I've been sneaking a peek at photographer Simon Roberts' work-in-progress We English. He and his family have hit the road in a campervan; he's documenting scenes from English life to produce a photographic journal of life in England in 2008. You can follow his progress on his blog here.

After a stint in Russia - which produced the startling monograph Motherland - Roberts is turning his lens homeward. In impulse and in method, his English journey reprises the Anglocentric turn of culture in the mid twentieth century moment, when the British Empire's sun finally set and ravaged by German bombers, English culture began the anxious work of reevaluating, reinterpretating and reconstructing in pursuit of a national identity it seemed to have mislaid.

What's interesting about Simon Roberts' work is that his English journey seems so anachronistic. Taking in Cromer Fair, Midhurst Carnival and lawn bowls at Weston-Super-Mare, Roberts' aesthetic is squarely rooted in the mid century moment. Roberts cites scenes from English life first seen in the work of Bill Brandt, Tony Ray-Jones and Martin Parr. And this is no criticism of Roberts' endeavour; what his shooting itinerary highlights is how these elements have become a visual grammar of Englishness. On the present, what these archaisms reveal is the pervasive nostalgic feedback loop at the heart of the English cultural imagination.
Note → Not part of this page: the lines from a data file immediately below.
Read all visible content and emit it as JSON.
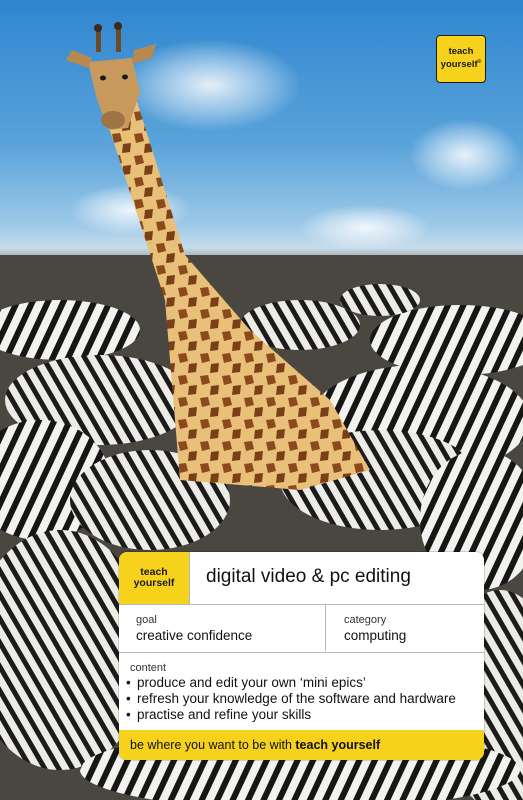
{
  "logo": {
    "line1": "teach",
    "line2": "yourself",
    "mark": "®"
  },
  "panel": {
    "mini_logo": {
      "line1": "teach",
      "line2": "yourself"
    },
    "title": "digital video & pc editing",
    "goal": {
      "label": "goal",
      "value": "creative confidence"
    },
    "category": {
      "label": "category",
      "value": "computing"
    },
    "content": {
      "label": "content",
      "bullets": [
        "produce and edit your own ‘mini epics’",
        "refresh your knowledge of the software and hardware",
        "practise and refine your skills"
      ],
      "bullet_glyph": "•"
    },
    "footer": {
      "text": "be where you want to be with ",
      "bold": "teach yourself"
    }
  },
  "colors": {
    "sky": "#2f86cf",
    "brand_yellow": "#f6d21c"
  },
  "image": {
    "subject_icon": "giraffe-among-zebras-icon"
  }
}
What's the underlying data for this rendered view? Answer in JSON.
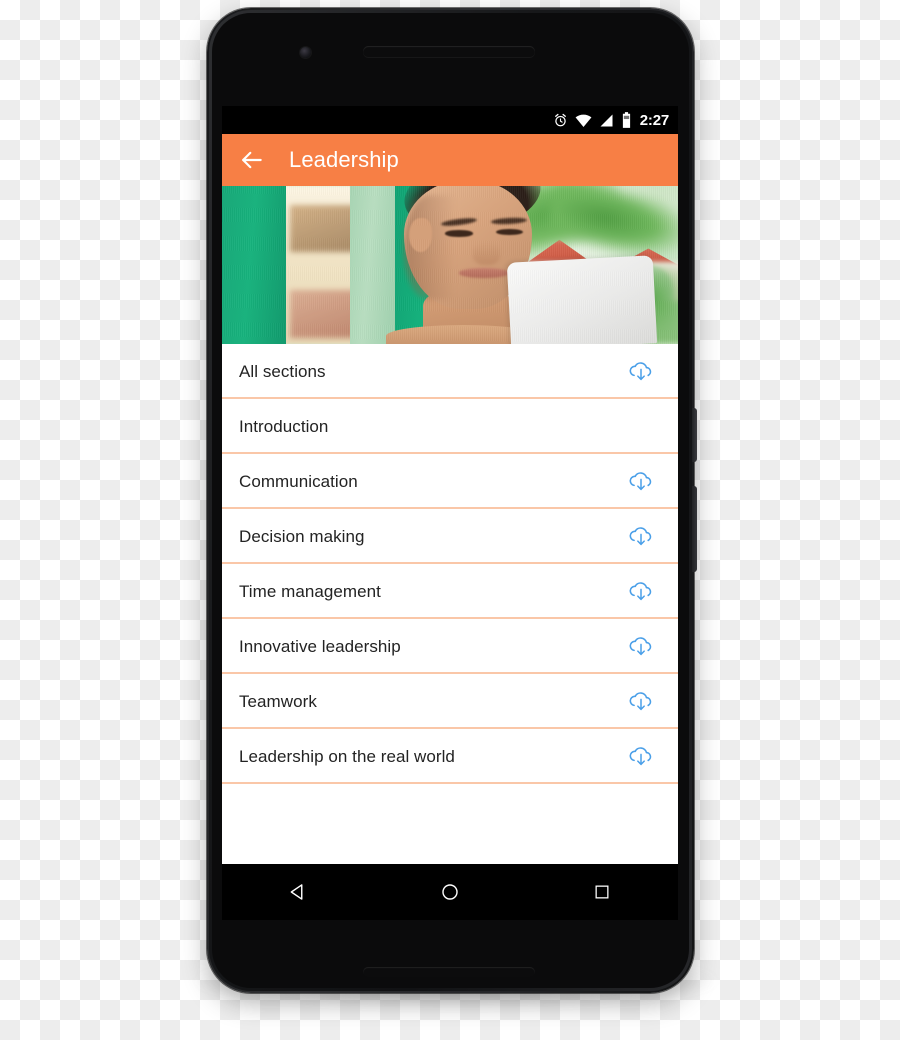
{
  "device": {
    "name": "android-smartphone",
    "hardware": {
      "earpiece": "earpiece-speaker",
      "front_camera": "front-camera",
      "bottom_speaker": "bottom-speaker",
      "power_button": "power-button",
      "volume_button": "volume-button"
    }
  },
  "status_bar": {
    "time": "2:27",
    "icons": [
      "alarm-icon",
      "wifi-icon",
      "cellular-signal-icon",
      "battery-icon"
    ]
  },
  "app_bar": {
    "back_icon": "back-arrow-icon",
    "title": "Leadership",
    "background_color": "#F77F45",
    "title_color": "#FFFFFF"
  },
  "hero": {
    "alt": "woman-with-laptop-against-green-wall"
  },
  "list": {
    "divider_color": "#FAC7A8",
    "download_icon_color": "#4A9FE8",
    "items": [
      {
        "label": "All sections",
        "downloadable": true
      },
      {
        "label": "Introduction",
        "downloadable": false
      },
      {
        "label": "Communication",
        "downloadable": true
      },
      {
        "label": "Decision making",
        "downloadable": true
      },
      {
        "label": "Time management",
        "downloadable": true
      },
      {
        "label": "Innovative leadership",
        "downloadable": true
      },
      {
        "label": "Teamwork",
        "downloadable": true
      },
      {
        "label": "Leadership on the real world",
        "downloadable": true
      }
    ]
  },
  "nav_bar": {
    "back": "nav-back-icon",
    "home": "nav-home-icon",
    "recents": "nav-recents-icon"
  }
}
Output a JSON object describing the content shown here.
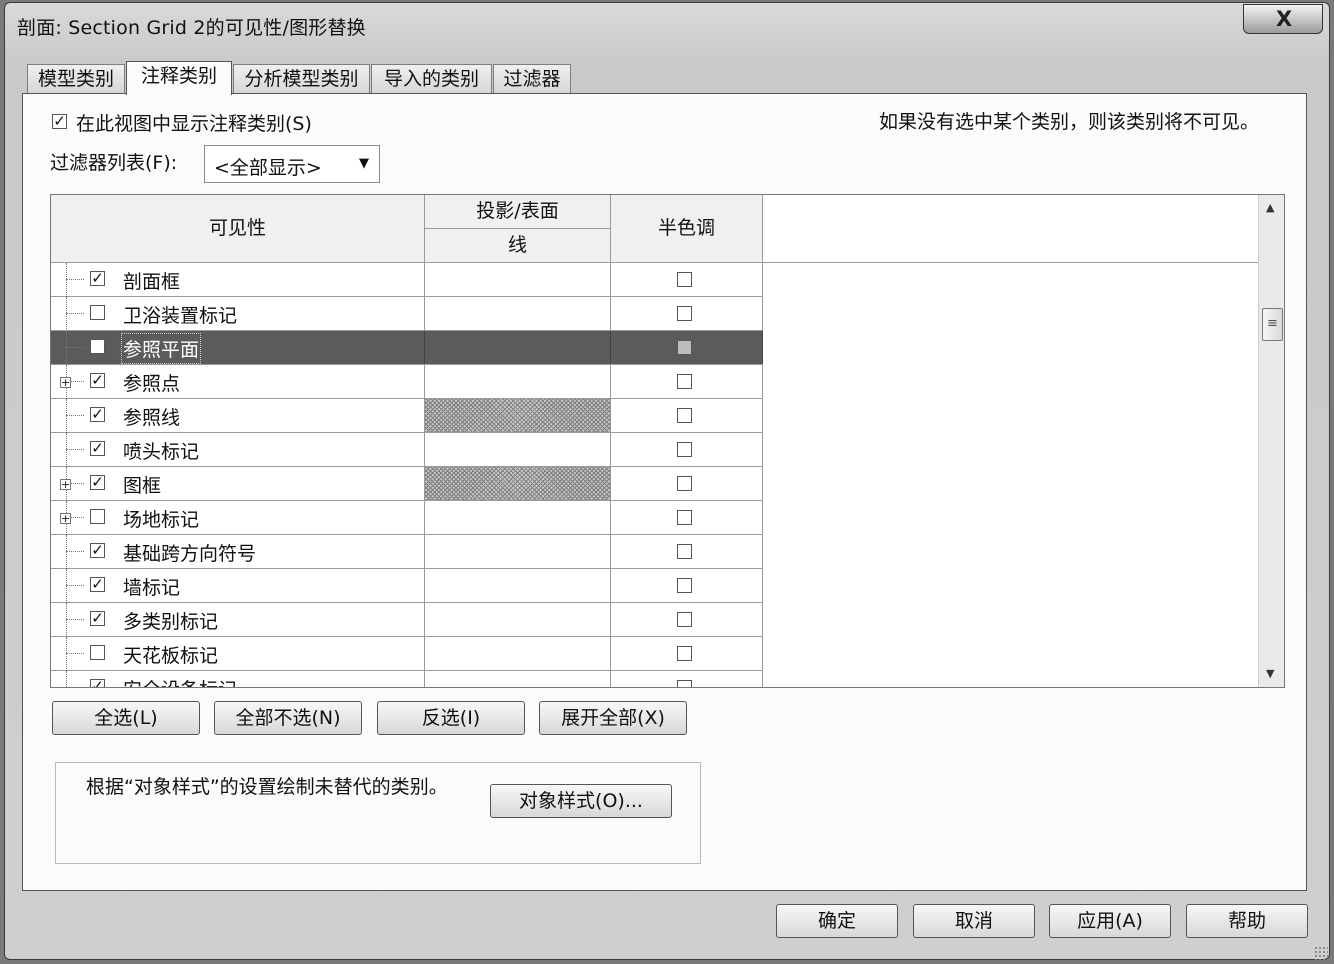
{
  "window": {
    "title": "剖面: Section Grid 2的可见性/图形替换",
    "close_label": "X"
  },
  "tabs": [
    {
      "label": "模型类别",
      "active": false
    },
    {
      "label": "注释类别",
      "active": true
    },
    {
      "label": "分析模型类别",
      "active": false
    },
    {
      "label": "导入的类别",
      "active": false
    },
    {
      "label": "过滤器",
      "active": false
    }
  ],
  "show_annotations": {
    "label": "在此视图中显示注释类别(S)",
    "checked": true
  },
  "info_text": "如果没有选中某个类别，则该类别将不可见。",
  "filter": {
    "label": "过滤器列表(F):",
    "value": "<全部显示>"
  },
  "grid": {
    "headers": {
      "visibility": "可见性",
      "projection": "投影/表面",
      "line": "线",
      "halftone": "半色调"
    },
    "rows": [
      {
        "name": "剖面框",
        "visible": true,
        "expandable": false,
        "hatched": false,
        "halftone": false,
        "selected": false
      },
      {
        "name": "卫浴装置标记",
        "visible": false,
        "expandable": false,
        "hatched": false,
        "halftone": false,
        "selected": false
      },
      {
        "name": "参照平面",
        "visible": false,
        "expandable": false,
        "hatched": false,
        "halftone": false,
        "selected": true
      },
      {
        "name": "参照点",
        "visible": true,
        "expandable": true,
        "hatched": false,
        "halftone": false,
        "selected": false
      },
      {
        "name": "参照线",
        "visible": true,
        "expandable": false,
        "hatched": true,
        "halftone": false,
        "selected": false
      },
      {
        "name": "喷头标记",
        "visible": true,
        "expandable": false,
        "hatched": false,
        "halftone": false,
        "selected": false
      },
      {
        "name": "图框",
        "visible": true,
        "expandable": true,
        "hatched": true,
        "halftone": false,
        "selected": false
      },
      {
        "name": "场地标记",
        "visible": false,
        "expandable": true,
        "hatched": false,
        "halftone": false,
        "selected": false
      },
      {
        "name": "基础跨方向符号",
        "visible": true,
        "expandable": false,
        "hatched": false,
        "halftone": false,
        "selected": false
      },
      {
        "name": "墙标记",
        "visible": true,
        "expandable": false,
        "hatched": false,
        "halftone": false,
        "selected": false
      },
      {
        "name": "多类别标记",
        "visible": true,
        "expandable": false,
        "hatched": false,
        "halftone": false,
        "selected": false
      },
      {
        "name": "天花板标记",
        "visible": false,
        "expandable": false,
        "hatched": false,
        "halftone": false,
        "selected": false
      },
      {
        "name": "安全设备标记",
        "visible": true,
        "expandable": false,
        "hatched": false,
        "halftone": false,
        "selected": false
      }
    ]
  },
  "selection_buttons": {
    "select_all": "全选(L)",
    "select_none": "全部不选(N)",
    "invert": "反选(I)",
    "expand_all": "展开全部(X)"
  },
  "object_styles": {
    "note": "根据“对象样式”的设置绘制未替代的类别。",
    "button": "对象样式(O)..."
  },
  "footer": {
    "ok": "确定",
    "cancel": "取消",
    "apply": "应用(A)",
    "help": "帮助"
  }
}
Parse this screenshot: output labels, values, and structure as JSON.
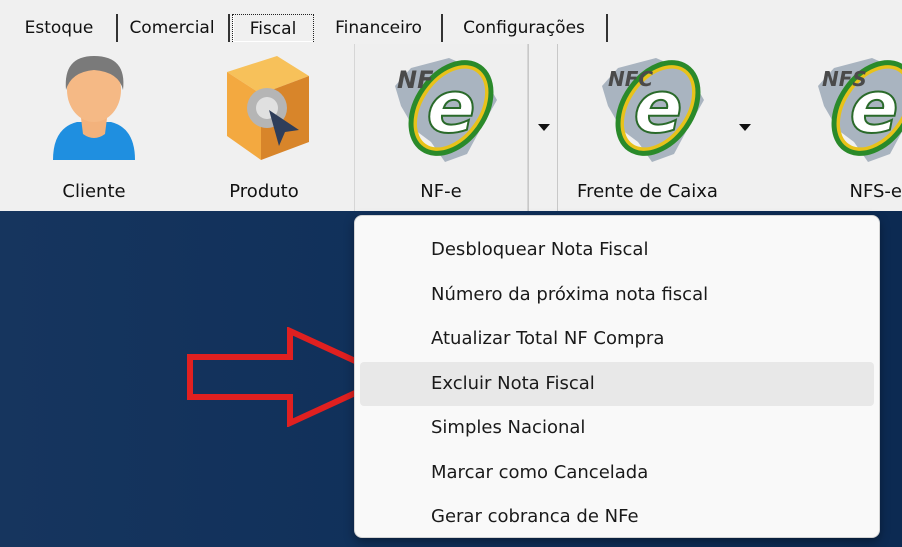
{
  "tabs": [
    {
      "label": "Estoque",
      "active": false
    },
    {
      "label": "Comercial",
      "active": false
    },
    {
      "label": "Fiscal",
      "active": true
    },
    {
      "label": "Financeiro",
      "active": false
    },
    {
      "label": "Configurações",
      "active": false
    }
  ],
  "toolbar": {
    "cliente": {
      "label": "Cliente",
      "icon": "user-icon"
    },
    "produto": {
      "label": "Produto",
      "icon": "product-box-icon"
    },
    "nfe": {
      "label": "NF-e",
      "icon": "nfe-icon",
      "badge": "NF",
      "letter": "e"
    },
    "frente_caixa": {
      "label": "Frente de Caixa",
      "icon": "nfce-icon",
      "badge": "NFC",
      "letter": "e"
    },
    "nfse": {
      "label": "NFS-e",
      "icon": "nfse-icon",
      "badge": "NFS",
      "letter": "e"
    }
  },
  "menu": {
    "items": [
      {
        "label": "Desbloquear Nota Fiscal",
        "hover": false
      },
      {
        "label": "Número da próxima nota fiscal",
        "hover": false
      },
      {
        "label": "Atualizar Total NF Compra",
        "hover": false
      },
      {
        "label": "Excluir Nota Fiscal",
        "hover": true
      },
      {
        "label": "Simples Nacional",
        "hover": false
      },
      {
        "label": "Marcar como Cancelada",
        "hover": false
      },
      {
        "label": "Gerar cobranca de NFe",
        "hover": false
      }
    ]
  },
  "colors": {
    "background": "#10305a",
    "arrow": "#e02020",
    "menu_hover": "#e8e8e8",
    "nfe_green": "#2a8a2a",
    "nfe_yellow": "#e8c21a",
    "user_shirt": "#1f8fe0",
    "box_orange": "#f0a030"
  }
}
The same was true of the mid century period during which this photographic lexicon first emerged. As now, these depictions of English life were already old photographs of the present day. Ray-Jones's knowing archaism, his black and white pathos, was, in his words, the attempt 'to record the "English way of life" before it becomes more Americanised'. Again, there's this sense of shoring up a frail culture against its immiment demise.

Ray-Jones needn't have worried. In Roberts' (and others') representations of Englishness, we see that Americanisation is no match for good old English nostalgia, indeed, these archaisms are England - at least in our imagination.